More than half of – 52% – of landlords with properties that require improvements to upgrade their energy efficiency ratings with incoming regulations have considered selling, according to a new report.
A survey conducted by The Mortgage Works (TMW) comprising 600 landlords found those with affected properties felt they would not be able to complete or finance the works needed in the time set out by the government.
The government has suggested a change to the law requiring all new rental tenancies to have a minimum rating of C and above by 1 April 2025, while existing tenancies, which must now have an EPC rating of E or above, will have to meet this target by 2028.
Those with larger portfolios were more likely to consider selling, with 58% of landlords with six to 10 properties saying that they had thought about offloading some or all of their properties. This figure rose to 63% landlords with 20 or more properties.
Just over a third – 35% – of landlords with one property said they thought about disposing of their asset.

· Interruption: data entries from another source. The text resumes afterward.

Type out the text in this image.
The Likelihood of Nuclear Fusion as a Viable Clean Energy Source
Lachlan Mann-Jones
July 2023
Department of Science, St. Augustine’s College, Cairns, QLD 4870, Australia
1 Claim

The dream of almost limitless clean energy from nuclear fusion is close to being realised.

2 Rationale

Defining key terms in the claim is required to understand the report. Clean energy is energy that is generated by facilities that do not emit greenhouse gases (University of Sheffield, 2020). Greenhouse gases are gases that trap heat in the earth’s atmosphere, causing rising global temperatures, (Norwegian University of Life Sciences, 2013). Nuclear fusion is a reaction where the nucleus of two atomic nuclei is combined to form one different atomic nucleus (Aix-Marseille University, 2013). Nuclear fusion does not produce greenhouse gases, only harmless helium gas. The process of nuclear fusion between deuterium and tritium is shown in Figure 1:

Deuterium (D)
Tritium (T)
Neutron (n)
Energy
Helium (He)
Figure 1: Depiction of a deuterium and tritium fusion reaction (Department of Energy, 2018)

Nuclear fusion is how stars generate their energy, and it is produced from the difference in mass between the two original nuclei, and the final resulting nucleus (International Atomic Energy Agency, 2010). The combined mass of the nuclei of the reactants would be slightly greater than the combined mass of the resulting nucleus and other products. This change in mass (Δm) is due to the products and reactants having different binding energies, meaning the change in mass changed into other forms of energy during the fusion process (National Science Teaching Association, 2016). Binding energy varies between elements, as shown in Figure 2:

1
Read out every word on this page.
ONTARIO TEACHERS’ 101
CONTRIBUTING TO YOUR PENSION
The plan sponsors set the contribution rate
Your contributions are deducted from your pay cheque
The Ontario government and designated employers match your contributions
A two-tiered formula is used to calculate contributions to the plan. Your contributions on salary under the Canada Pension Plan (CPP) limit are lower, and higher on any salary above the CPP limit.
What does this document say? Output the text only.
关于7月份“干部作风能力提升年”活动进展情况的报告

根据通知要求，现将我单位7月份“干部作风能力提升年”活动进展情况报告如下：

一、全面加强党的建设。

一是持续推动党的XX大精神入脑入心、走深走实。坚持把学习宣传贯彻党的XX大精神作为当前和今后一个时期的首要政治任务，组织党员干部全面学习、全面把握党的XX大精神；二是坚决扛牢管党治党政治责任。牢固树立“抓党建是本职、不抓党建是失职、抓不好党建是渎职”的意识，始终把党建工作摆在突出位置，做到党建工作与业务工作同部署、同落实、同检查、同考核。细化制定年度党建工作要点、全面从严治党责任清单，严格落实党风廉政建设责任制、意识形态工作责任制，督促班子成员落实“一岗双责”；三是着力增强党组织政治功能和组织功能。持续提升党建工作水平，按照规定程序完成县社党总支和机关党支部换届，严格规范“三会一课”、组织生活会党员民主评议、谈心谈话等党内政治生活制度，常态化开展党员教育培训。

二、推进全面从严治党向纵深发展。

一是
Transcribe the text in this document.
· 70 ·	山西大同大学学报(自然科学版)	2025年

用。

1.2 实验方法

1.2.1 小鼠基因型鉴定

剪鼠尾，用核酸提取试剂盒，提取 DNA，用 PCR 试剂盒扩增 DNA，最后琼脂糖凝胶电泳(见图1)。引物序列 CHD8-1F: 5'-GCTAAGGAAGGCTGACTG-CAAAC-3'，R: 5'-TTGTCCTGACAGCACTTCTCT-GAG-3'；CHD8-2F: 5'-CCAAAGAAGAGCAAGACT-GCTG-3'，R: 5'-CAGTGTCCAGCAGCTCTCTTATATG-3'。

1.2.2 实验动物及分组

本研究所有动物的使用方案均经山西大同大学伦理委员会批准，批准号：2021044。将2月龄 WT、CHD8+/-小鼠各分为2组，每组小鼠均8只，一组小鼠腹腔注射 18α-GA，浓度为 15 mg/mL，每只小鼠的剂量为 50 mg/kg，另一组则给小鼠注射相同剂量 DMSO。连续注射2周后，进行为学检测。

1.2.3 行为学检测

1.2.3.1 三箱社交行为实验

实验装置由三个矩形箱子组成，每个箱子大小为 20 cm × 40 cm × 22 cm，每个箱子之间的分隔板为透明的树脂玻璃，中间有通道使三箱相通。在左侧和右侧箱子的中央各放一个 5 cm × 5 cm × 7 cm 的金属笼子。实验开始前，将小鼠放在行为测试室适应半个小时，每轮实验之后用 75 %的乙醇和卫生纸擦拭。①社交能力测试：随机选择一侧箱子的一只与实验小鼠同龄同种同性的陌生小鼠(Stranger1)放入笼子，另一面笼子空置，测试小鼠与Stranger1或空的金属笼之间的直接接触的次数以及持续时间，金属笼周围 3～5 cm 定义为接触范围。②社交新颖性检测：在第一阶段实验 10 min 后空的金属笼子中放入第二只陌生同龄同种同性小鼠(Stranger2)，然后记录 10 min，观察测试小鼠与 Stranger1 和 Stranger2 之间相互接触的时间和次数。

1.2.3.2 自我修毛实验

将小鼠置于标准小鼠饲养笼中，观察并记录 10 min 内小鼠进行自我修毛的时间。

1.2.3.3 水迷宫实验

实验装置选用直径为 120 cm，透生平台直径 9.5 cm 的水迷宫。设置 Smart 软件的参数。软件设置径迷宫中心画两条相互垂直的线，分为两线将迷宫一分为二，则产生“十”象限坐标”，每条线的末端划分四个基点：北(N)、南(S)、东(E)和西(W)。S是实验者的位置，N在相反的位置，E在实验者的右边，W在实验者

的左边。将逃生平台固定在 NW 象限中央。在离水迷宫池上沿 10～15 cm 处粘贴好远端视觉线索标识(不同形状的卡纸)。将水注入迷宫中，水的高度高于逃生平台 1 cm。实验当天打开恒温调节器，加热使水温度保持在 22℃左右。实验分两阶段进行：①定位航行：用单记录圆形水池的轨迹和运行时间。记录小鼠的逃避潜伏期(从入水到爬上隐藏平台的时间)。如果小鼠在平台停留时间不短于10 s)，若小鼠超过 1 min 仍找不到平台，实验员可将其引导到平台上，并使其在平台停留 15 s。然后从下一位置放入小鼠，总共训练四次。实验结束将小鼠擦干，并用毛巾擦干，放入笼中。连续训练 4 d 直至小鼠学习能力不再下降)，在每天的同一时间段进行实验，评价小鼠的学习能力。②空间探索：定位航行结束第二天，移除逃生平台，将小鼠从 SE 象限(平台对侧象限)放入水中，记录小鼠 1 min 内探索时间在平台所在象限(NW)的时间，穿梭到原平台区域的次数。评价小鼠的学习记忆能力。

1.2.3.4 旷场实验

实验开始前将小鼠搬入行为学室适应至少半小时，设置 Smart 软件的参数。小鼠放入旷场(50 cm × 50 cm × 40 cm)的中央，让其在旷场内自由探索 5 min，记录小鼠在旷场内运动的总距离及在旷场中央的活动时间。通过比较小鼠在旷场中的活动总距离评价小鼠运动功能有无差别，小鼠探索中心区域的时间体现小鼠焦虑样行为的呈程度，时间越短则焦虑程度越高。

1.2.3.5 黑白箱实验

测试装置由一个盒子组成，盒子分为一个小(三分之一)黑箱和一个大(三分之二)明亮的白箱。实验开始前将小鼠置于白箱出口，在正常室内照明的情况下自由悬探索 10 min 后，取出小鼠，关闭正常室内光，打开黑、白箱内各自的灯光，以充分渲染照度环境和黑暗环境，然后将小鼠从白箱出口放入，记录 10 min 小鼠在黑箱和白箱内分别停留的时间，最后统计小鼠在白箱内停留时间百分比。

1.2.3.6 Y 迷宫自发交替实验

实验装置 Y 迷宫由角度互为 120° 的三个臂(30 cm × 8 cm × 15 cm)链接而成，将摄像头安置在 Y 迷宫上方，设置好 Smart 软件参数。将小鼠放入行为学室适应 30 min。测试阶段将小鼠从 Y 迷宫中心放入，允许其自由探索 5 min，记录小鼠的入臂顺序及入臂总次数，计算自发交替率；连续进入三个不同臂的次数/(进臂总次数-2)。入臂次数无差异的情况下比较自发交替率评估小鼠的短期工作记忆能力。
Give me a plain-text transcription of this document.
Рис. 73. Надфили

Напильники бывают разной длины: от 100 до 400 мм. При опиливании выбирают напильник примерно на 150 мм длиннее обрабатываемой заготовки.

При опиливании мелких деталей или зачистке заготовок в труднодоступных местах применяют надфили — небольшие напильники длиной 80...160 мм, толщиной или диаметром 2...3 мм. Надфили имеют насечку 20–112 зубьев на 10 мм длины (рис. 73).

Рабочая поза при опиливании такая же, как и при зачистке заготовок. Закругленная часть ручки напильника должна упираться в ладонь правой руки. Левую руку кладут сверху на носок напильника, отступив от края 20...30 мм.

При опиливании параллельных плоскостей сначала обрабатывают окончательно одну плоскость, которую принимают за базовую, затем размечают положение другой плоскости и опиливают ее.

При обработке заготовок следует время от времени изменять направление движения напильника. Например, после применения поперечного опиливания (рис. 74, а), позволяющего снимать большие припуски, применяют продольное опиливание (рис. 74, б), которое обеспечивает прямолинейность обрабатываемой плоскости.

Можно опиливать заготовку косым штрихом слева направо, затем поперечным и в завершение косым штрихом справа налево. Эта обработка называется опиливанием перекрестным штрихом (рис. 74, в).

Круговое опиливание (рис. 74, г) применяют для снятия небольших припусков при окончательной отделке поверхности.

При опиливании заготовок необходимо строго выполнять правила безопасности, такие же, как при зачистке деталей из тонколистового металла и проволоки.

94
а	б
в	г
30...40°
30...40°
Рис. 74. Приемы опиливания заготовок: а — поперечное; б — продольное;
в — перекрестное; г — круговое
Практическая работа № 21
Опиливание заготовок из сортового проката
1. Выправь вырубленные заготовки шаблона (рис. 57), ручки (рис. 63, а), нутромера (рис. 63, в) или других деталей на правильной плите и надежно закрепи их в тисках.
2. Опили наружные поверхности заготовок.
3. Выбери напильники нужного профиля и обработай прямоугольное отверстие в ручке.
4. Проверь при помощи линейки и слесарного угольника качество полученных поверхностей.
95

Daniel Clinton, head of lending at The Mortgage Works, said: “With currently less than four years before all new tenancies need to be in properties rated EPC C or above, there are still landlords who need to undertake remedial work on at least one of their properties. They are therefore understandably concerned about how they will both fund the work, find someone to do it and have it completed in time.
“The side effect of these concerns is that a significant number of landlords admit they are ready to give up and already considering selling properties.
“An unintended consequence of this sentiment could result in a backwards step in meeting the government’s target around climate change, for example, if these properties are taken up by the owner occupier market, where there are currently no minimum energy efficiency requirements.
“Working with the sector to understand how best to help landlords improve the energy efficiency of their properties and the timeframe within which they can do this may ultimately lead a better outcome for everybody.”
On the back of The Mortgage Works’ report released yesterday, Propertymark has expressed concerns.
Propertymark policy and campaigns manager Timothy Douglas said: “As domestic energy use accounts for 14 percent of overall UK emissions and 90% of homes in England currently use fossil fuels, improving the energy efficiency of the nation’s housing stock is one of the most significant challenges in reaching net zero emissions.
“If the alarming number of landlords who have considered selling up within the TMW report go on to do so, it will have a detrimental effect on not only the government’s ambitions to reach net zero, but also for the thousands of renters looking to be housed as stock levels deplete.
“In some parts of the market, this will put additional burdens on local authorities and increase demand for social rented housing as not everyone can afford to buy.
“To support the longevity of the private rented sector, the government must introduce realistic and achievable targets that take into account the diversity of the country’s housing stock. Furthermore, without incentives and sustained funding options that landlords can tap into, it is unlikely that the government’s proposals for energy efficiency will be met.”